Scale out your identity management
BigDataMatters is focused on the issues faced when processing and managing large amounts of data. In light of this, it would be a crime not to blog about the security of this data. Over the next few weeks, I will write a series of posts focused on Identity management in the enterprise. Before you read any more, how is your identity secured?
Does your working day start with logging into your workstation? Then your email with another user ID and password, and then another application, another .... Isn't there a better way? Yes, single sign-on (SSO). So why are some enterprises still using a single account per service model?
The main reason is simplicity and a lack of forward thinking. If a new service is to be introduced quickly, it is easier to implement it out of the box using this model. The downsides are 1) users suffer from password overload and end up scrawling access details on bits of paper for all to see 2) administrators don't have a single point of management and end up creating custom scripts to manage user access for each service. A strength of this model is that each service works independently and if one goes down, the others remain operational. However, if you have this kind of security model then you shouldn't say it loudly. I suggest you ask your IT “why?”.
The first step to SSO can be made using a centralized account model - you access company services using a single account. In small enterprises it is the recommended model as it is simple to set-up and the centralization of accounts streamlines administration. But, with this simplicity comes a catch - a single point of security failure. If the authorization system fails or is compromised, no user can access their services. Work comes to a grinding halt! Fault tolerance and high security is a must in such systems. Such architectures can be easily created using LDAP, Kerberos or Active Directory.
Greater SSO functionality is provided by a decentralised account model - not only can you access services in your own enterprise using a single account, but also those in other enterprises. This allows Doctors who often work in multiple hospitals to simply, securely and rapidly access patient information. The underlying concept of this model is a trust relationship. Much like the passport system - one country issues it and all others trust it.
Implementing a decentralized account model is non-trivial and requires careful planning. Existing services need to be incrementally integrated to allow glitches to be fixed without bringing down your existing identity access management. This architecture can be achieved using technologies such as Oracle Identity Managment, OpenSSO, Shibboleth, ADFS or Kerberos.

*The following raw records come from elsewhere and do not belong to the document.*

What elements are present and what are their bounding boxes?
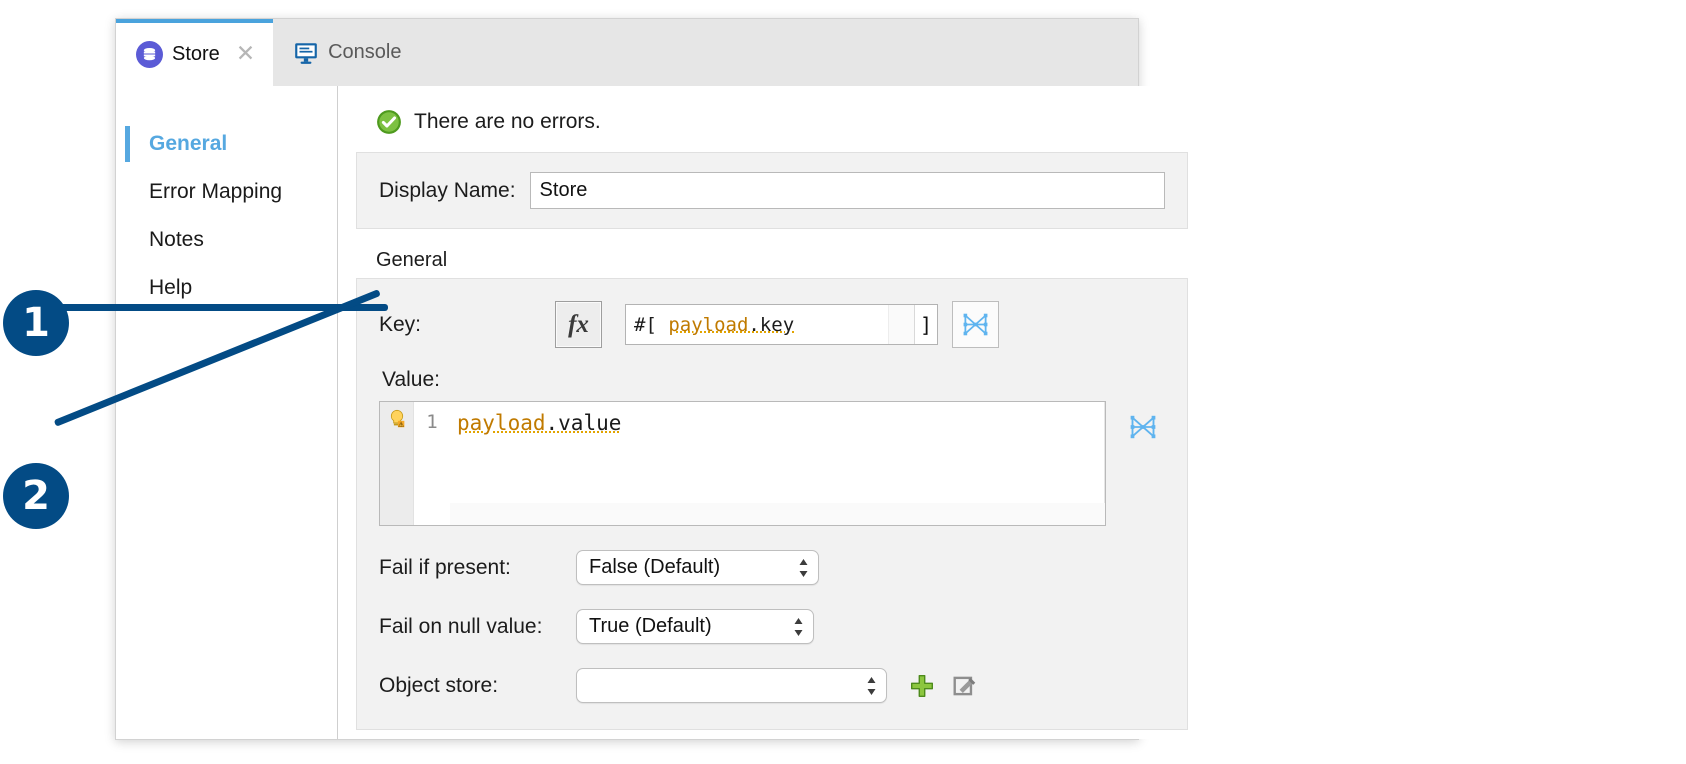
key-expr-prefix: #[	[634, 313, 657, 336]
status-message: There are no errors.	[414, 110, 601, 133]
fail-if-present-select[interactable]: False (Default)	[576, 550, 819, 585]
callout-badge-1-number: 1	[3, 290, 69, 356]
fail-on-null-value-value: True (Default)	[589, 615, 712, 637]
properties-window: Store ✕ Console General Error Mapping No…	[115, 18, 1204, 740]
fail-on-null-value-label: Fail on null value:	[379, 614, 543, 638]
key-expression-input[interactable]: #[ payload .key ]	[625, 304, 938, 345]
fail-if-present-label: Fail if present:	[379, 555, 511, 579]
value-code-property: .value	[545, 411, 622, 435]
close-icon[interactable]: ✕	[236, 43, 255, 66]
display-name-label: Display Name:	[379, 178, 516, 202]
sidebar-item-label: General	[149, 132, 228, 155]
window-content: General Error Mapping Notes Help There a…	[116, 86, 1204, 739]
console-monitor-icon	[293, 40, 319, 66]
fail-on-null-value-select[interactable]: True (Default)	[576, 609, 814, 644]
key-label: Key:	[379, 312, 422, 336]
editor-gutter[interactable]	[380, 402, 414, 525]
sidebar-item-notes[interactable]: Notes	[116, 216, 337, 264]
fail-on-null-value-row: Fail on null value: True (Default)	[379, 609, 1165, 644]
value-code-editor[interactable]: 1 payload.value	[379, 401, 1106, 526]
tab-bar: Store ✕ Console	[116, 19, 1138, 87]
value-code-object: payload	[457, 411, 546, 435]
general-section-title: General	[376, 249, 448, 271]
object-store-select[interactable]	[576, 668, 887, 703]
key-expr-property: .key	[748, 313, 795, 336]
edit-pencil-icon[interactable]	[952, 673, 978, 699]
sidebar-item-general[interactable]: General	[116, 120, 337, 168]
key-expression-text: #[ payload .key	[626, 305, 888, 344]
key-expression-spacer	[888, 305, 914, 344]
tab-store-label: Store	[172, 43, 220, 65]
editor-line-number: 1	[414, 402, 450, 525]
tab-console[interactable]: Console	[273, 19, 419, 86]
key-row: Key: fx #[ payload .key ]	[379, 301, 1165, 348]
sidebar: General Error Mapping Notes Help	[116, 86, 338, 739]
plus-add-icon[interactable]	[909, 673, 935, 699]
success-check-icon	[376, 109, 402, 135]
key-dataweave-icon[interactable]	[952, 301, 999, 348]
fx-button[interactable]: fx	[555, 301, 602, 348]
value-label: Value:	[382, 368, 440, 391]
display-name-card: Display Name: Store	[356, 152, 1188, 229]
chevron-updown-icon	[797, 557, 810, 579]
chevron-updown-icon	[865, 675, 878, 697]
value-dataweave-icon[interactable]	[1120, 404, 1165, 449]
tab-store[interactable]: Store ✕	[116, 19, 274, 86]
sidebar-item-label: Error Mapping	[149, 180, 283, 203]
key-expr-suffix: ]	[914, 305, 937, 344]
fail-if-present-value: False (Default)	[589, 556, 721, 578]
object-store-label: Object store:	[379, 673, 499, 697]
callout-badge-2-number: 2	[3, 463, 69, 529]
sidebar-item-error-mapping[interactable]: Error Mapping	[116, 168, 337, 216]
store-database-icon	[136, 41, 163, 68]
status-bar: There are no errors.	[356, 86, 1188, 135]
sidebar-item-label: Help	[149, 276, 193, 299]
fail-if-present-row: Fail if present: False (Default)	[379, 550, 1165, 585]
key-expr-object: payload	[668, 313, 749, 336]
display-name-input[interactable]: Store	[529, 172, 1165, 209]
chevron-updown-icon	[792, 616, 805, 638]
tab-console-label: Console	[328, 41, 402, 63]
general-card: Key: fx #[ payload .key ] Value: 1 paylo…	[356, 278, 1188, 730]
display-name-value: Store	[539, 179, 588, 201]
value-editor-row: 1 payload.value	[379, 401, 1165, 526]
callout-badge-2: 2	[3, 463, 69, 529]
callout-badge-1: 1	[3, 290, 69, 356]
lightbulb-warning-icon[interactable]	[386, 408, 408, 430]
editor-code-text[interactable]: payload.value	[450, 402, 1105, 503]
general-panel: There are no errors. Display Name: Store…	[338, 86, 1204, 739]
object-store-row: Object store:	[379, 668, 1165, 703]
sidebar-item-label: Notes	[149, 228, 204, 251]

I have provided a quick overview of how to implement SSO, but is it more secure? The simple answer is yes. You only authenticate once, using either your password, certificate, smartcard or even biometric methods (voice recognition, iris recognition etc.). After authentication, you get a token which you use to access other services. For security, this token is usually time limited meaning that you can only use services for a period of time. It is the most secure system, because only you and the authorization server know your password.